The Judd School in Tonbridge was founded in 1888 by the Skinners’ Company using funds provided by the Sir Andrew Judde Foundation. Judd became the first voluntary-aided grammar school under the 1944 Education Act. It is a highly selective school with traditional values where all students are expected to work hard, achieve their potential, serve their community and develop leadership skills. High expectations permeate the academic curriculum, the House pastoral system, and the extended curriculum. The School welcomes a significant number of girls into the Sixth Form.
The Marsh Academy in New Romney opened in 2007 backed by co-sponsors Tonbridge School, Microsoft and Kent County Council. In September 2013 the Company became the Principal Sponsor. The Academy provides high-quality pastoral support for students who join one of four mini-schools with older students acting as supportive and positive role models. Creative teaching and innovative facilities ensure that learning is engaging, varied and personalised. Students are encouraged to become self-motivated and independent learners.
The New Beacon Preparatory School joins the family of Skinners’ Company schools from September 2021, when Tonbridge School takes it over in a merger of the two charitable bodies. As with all our schools, The New Beacon will be supported by the Company’s provision of governance and advice. The School operates on a financially independent basis of Tonbridge School with its own senior leaders and governing body. The merger will bring considerable benefits being two schools with one ethos whilst respecting Tonbridge’s and The New Beacon’s separate identities.

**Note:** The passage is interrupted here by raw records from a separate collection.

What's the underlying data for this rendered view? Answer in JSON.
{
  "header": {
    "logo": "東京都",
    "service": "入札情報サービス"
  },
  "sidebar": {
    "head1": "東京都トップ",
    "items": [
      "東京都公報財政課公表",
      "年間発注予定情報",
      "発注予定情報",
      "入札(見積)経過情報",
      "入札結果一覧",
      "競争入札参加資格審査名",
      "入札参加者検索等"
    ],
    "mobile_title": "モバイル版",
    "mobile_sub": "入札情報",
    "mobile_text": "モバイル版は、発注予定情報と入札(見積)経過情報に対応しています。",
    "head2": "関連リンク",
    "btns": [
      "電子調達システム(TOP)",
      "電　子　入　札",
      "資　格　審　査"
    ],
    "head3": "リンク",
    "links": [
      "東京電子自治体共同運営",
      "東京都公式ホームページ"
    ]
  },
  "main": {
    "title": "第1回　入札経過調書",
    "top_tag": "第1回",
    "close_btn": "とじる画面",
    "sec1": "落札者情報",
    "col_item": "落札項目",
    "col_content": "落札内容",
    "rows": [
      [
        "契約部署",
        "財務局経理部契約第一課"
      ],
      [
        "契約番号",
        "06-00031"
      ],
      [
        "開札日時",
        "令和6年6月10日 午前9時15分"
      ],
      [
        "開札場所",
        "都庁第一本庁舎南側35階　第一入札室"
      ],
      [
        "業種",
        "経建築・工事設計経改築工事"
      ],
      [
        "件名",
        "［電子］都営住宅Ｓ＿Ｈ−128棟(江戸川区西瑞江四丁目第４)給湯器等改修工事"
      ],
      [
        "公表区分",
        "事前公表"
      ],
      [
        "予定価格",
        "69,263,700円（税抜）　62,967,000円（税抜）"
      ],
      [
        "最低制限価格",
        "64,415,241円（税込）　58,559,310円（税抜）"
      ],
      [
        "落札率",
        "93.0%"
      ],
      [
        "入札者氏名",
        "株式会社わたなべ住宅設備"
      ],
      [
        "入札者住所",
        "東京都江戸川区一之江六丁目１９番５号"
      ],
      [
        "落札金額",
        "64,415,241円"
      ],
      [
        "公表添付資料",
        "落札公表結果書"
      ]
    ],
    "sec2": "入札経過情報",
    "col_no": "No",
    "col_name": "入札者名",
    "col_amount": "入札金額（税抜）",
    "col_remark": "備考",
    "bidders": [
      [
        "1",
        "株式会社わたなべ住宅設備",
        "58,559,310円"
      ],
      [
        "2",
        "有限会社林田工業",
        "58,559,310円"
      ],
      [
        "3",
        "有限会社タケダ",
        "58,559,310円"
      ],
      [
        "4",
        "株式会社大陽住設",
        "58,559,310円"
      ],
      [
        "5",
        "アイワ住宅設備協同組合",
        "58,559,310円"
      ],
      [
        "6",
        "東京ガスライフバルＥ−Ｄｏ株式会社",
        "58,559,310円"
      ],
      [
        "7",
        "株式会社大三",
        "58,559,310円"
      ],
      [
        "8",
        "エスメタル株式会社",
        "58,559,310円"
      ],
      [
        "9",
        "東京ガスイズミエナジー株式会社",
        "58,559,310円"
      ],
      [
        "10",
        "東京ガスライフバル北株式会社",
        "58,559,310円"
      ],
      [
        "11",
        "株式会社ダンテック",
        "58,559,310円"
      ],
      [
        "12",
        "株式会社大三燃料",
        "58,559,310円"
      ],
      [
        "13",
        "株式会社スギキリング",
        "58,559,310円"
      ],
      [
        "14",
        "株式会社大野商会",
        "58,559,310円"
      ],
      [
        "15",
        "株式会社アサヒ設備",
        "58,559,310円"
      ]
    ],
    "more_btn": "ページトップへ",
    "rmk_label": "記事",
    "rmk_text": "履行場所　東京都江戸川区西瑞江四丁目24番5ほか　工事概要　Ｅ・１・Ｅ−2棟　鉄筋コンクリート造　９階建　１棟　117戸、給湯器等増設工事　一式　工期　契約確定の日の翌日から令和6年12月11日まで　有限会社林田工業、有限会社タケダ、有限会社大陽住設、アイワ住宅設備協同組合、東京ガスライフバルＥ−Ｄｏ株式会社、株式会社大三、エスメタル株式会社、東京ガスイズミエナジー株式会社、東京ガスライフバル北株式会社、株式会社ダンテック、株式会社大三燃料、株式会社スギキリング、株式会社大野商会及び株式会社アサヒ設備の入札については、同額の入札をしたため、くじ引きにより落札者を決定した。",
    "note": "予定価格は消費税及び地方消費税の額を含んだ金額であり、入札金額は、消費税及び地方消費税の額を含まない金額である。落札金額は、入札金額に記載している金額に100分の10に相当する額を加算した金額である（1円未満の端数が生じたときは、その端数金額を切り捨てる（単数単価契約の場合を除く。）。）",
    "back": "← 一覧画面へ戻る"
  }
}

The origins of Skinners’ Academy in Hackney date back to 1890 when the Company established the Skinners’ Company’s School for Girls. It became a voluntary-aided grammar school from 1949 until 1972, when it became the first voluntary-aided comprehensive school in London. In 2010 the Governors and Hackney Learning Trust decided to close the School and re-open on a new site as the co-educational Skinners’ Academy. The Academy promotes traditional educational values delivered in a modern context with access to academic and vocational qualifications as well as enrichment activities.
The Skinners’ Kent Academy in Tunbridge Wells was established in 2009 through the vision of the Company, Skinners’ School and Kent County Council, and moved into new accommodation in 2013. The Academy follows the National Curriculum, but as the first non-selective state school accepted into the International Baccalaureate Middle Years Programme, it offers academic pathways that suit individual learning and longer term aspirations. Good citizenship is nurtured through leadership, extracurricular opportunities, independent learning, enterprise and sporting achievement.
Skinners’ Kent Primary School in Tunbridge Wells opened in 2015 and is part of the Skinners’ Kent Academy Multi Academy Trust. The Company supports the co-educational primary school through its Local Governing Body. The school provides generous spaces and a rich environment for learning and personal development. The School follows the National Curriculum, taught within the International Baccalaureate Primary Years Programme enabling a focus on development of the whole child as an inquirer, both in and outside the classroom.
The Skinners’ School in Tunbridge Wells was founded in 1887 by the Skinners’ Company. The School became a voluntary-aided grammar school under the 1944 Education Act. In February 2014 it adopted academy status without change to its standing as a leading grammar school or its admissions arrangements, selecting pupils on academic ability. The School offers a traditional curriculum, valuing academic achievement, breadth and challenge, and encouraging wide participation in extra-curricular opportunities.
Tonbridge School was founded in 1553 by a distinguished Skinner, Sir Andrew Judde. The Skinners’ Company continues as Trustee, but an independent Governing Body is responsible for governance. Tonbridge is one of the leading boys’ schools in the country, with its House system fostering a strong sense of belonging; a caring, tolerant, and enlightened environment in which individuals flourish; a drive to achieve academic, sporting, cultural and creative excellence; respect for tradition and openness to innovation; and provision of the best facilities with financial support to enable those of limited means to enjoy world-class teaching.